En ese momento solo me quedaban ganas de ponerme a llorar con él. No sabía qué decir y tampoco si mis palabras le ayudarían en algo. “Aquí nunca estarás solo”, comenté finalmente. Me gustaría poder decir que era la primera vez que veía cómo la soledad iba consumiendo poco a poco a una persona, me gustaría poder decir que fue el último paciente al que vi en esta situación; sin embargo, esta pandemia que a día de hoy aún vivimos, nos ha dejado, por desgracia, mucho más que contagios y fallecidos.
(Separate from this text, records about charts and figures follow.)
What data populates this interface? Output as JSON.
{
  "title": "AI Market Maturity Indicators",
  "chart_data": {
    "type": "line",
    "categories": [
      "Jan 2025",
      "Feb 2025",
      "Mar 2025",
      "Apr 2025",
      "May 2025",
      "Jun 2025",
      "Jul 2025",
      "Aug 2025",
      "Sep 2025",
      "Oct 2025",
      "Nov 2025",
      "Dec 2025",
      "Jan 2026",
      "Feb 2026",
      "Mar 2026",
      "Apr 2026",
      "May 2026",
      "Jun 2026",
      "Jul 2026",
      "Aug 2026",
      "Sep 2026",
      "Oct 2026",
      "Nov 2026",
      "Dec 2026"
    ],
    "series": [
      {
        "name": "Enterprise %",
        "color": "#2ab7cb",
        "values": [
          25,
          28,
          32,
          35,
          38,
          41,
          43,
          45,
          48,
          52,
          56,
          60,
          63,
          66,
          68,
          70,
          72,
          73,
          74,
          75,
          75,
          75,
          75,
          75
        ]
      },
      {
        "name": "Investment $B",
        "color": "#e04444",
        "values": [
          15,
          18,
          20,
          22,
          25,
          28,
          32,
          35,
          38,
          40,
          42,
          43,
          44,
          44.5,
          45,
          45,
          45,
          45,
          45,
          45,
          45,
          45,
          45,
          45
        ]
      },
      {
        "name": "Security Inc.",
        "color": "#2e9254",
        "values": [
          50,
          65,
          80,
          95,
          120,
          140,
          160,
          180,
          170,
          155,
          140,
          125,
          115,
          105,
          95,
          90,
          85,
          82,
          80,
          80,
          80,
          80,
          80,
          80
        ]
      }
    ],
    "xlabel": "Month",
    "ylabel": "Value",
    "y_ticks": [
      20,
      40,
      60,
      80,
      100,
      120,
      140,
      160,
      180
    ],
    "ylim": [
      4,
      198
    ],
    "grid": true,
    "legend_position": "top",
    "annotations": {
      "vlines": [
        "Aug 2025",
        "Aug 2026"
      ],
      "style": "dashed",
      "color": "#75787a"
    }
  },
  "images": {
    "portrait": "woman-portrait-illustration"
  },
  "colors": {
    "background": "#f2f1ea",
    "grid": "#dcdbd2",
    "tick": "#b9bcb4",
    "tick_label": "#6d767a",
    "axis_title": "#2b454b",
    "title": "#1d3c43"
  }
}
Nos ha dejado depresión, soledad, egoísmo, y ha ido mermando nuestras fuerzas hasta dejarnos agotados. Él volvió a estrechar mi mano, su mirada volvía a ser cris talina, pero algo había cambiado, ya no se veía tristeza, sino que en su expresión se notaba una gran sensación de alivio y por fin parecía estar en paz.

Creo que sentía que ya no estaba solo. Dos suspiros más tarde su mano sin fuerza soltó la mía.